As a freelance journalist working for publications such as The New York Times, The Wall Street Journal, and Glamour, Caitlin Kelly was far removed from the working experience of the retail sales assistant. Like most of us, her experience of retail was mainly as a customer. However, the knock-on effects of the financial recession in late 2008 led to many white-collar workers having to look for alternative jobs due to widespread redundancies. Kelly was one of the casualties of the recession, and the alternative job she found herself doing was as a part-time retail sales assistant with well-known outdoor clothing store The North Face.
In Malled: My Unintentional Career in Retail, Kelly recounts her journey as a part-time retail assistant/associate (RA). The book is laid out in a roughly chronological format and weaves in the stories of her fellow assistants. The fact that Kelly worked for only one day a week at this store and still felt as she did about it, is a taste of how intense and demoralising it likely was for those who worked there full-time, depended on their wage there and had little hope of changing careers, especially during the recession.

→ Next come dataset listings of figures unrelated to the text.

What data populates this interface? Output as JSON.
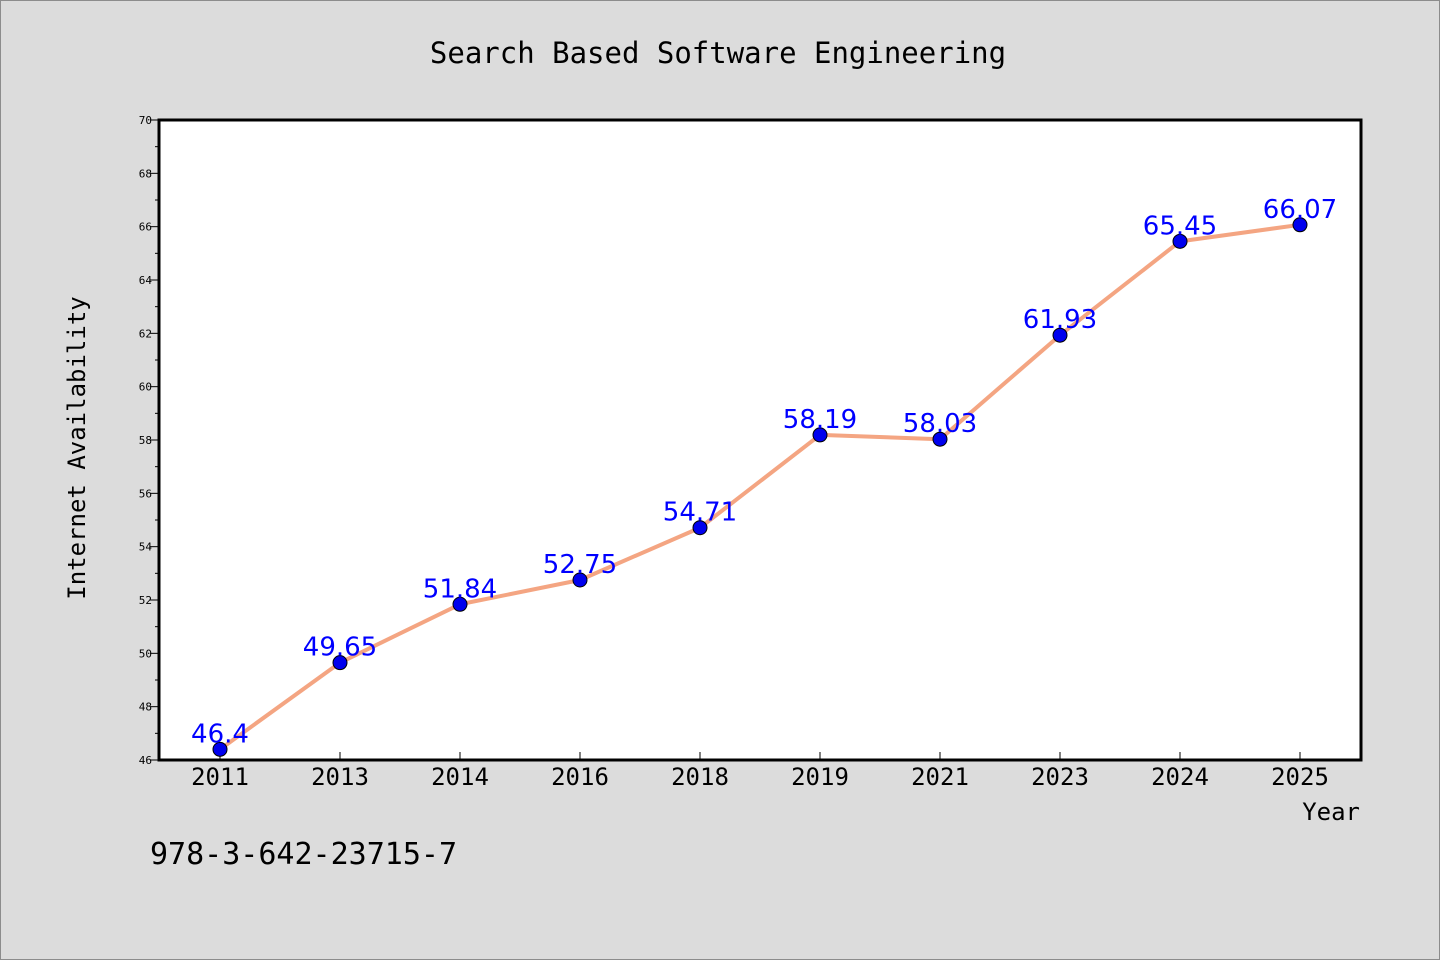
{
  "chart_data": {
    "type": "line",
    "title": "Search Based Software Engineering",
    "xlabel": "Year",
    "ylabel": "Internet Availability",
    "categories": [
      "2011",
      "2013",
      "2014",
      "2016",
      "2018",
      "2019",
      "2021",
      "2023",
      "2024",
      "2025"
    ],
    "series": [
      {
        "values": [
          46.4,
          49.65,
          51.84,
          52.75,
          54.71,
          58.19,
          58.03,
          61.93,
          65.45,
          66.07
        ]
      }
    ],
    "value_labels": [
      "46.4",
      "49.65",
      "51.84",
      "52.75",
      "54.71",
      "58.19",
      "58.03",
      "61.93",
      "65.45",
      "66.07"
    ],
    "ylim": [
      46,
      70
    ],
    "yticks": [
      "46",
      "48",
      "50",
      "52",
      "54",
      "56",
      "58",
      "60",
      "62",
      "64",
      "66",
      "68",
      "70"
    ],
    "grid": false,
    "annotation": "978-3-642-23715-7",
    "colors": {
      "line": "#f4a582",
      "marker": "#0000ee",
      "value_label": "#0000ff",
      "background": "#dcdcdc",
      "plot_background": "#ffffff"
    }
  }
}
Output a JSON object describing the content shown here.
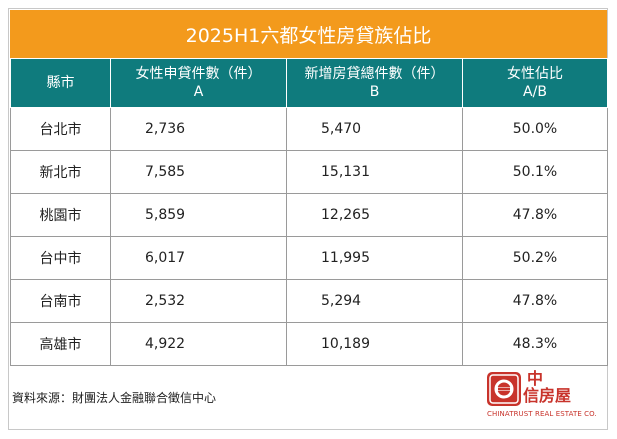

Kelly exposes not only the corporate bureaucracy of large chains such as The North Face, but also her own fears and insecurities, particularly the way that it felt to be caught between the whims of management and customers alike and how demeaning and undervalued this job made her feel. This was the issue that stood out for me about the book and ultimately about the retail industry. The over-riding and universal "customer is always right" philosophy pervades this industry, but it was interesting to hear about how this is experienced from the point of view of the RA; who can be abused by certain customers who use this "customer is always right" mantra to satisfy their own whims and need for superiority. It certainly seems to be the case that there are some customers who treat retail stores and the assistants who work in them with very little respect, but is that because no-one is communicating that they should be respected or treated fairly?
It can be a similar story online as well and eBay is a case in point. This giant online sales platform has cultivated a very clear policy that the customer is ALWAYS right. Sellers can only leave positive feedback for their customers, regardless of how they have been treated and there are some unpleasant tales out there of how some buyers have behaved. For the buyers on eBay it is a different matter – they are able to leave positive, negative or neutral feedback, and on the sellers' forums there are many examples of how buyers have abused this power.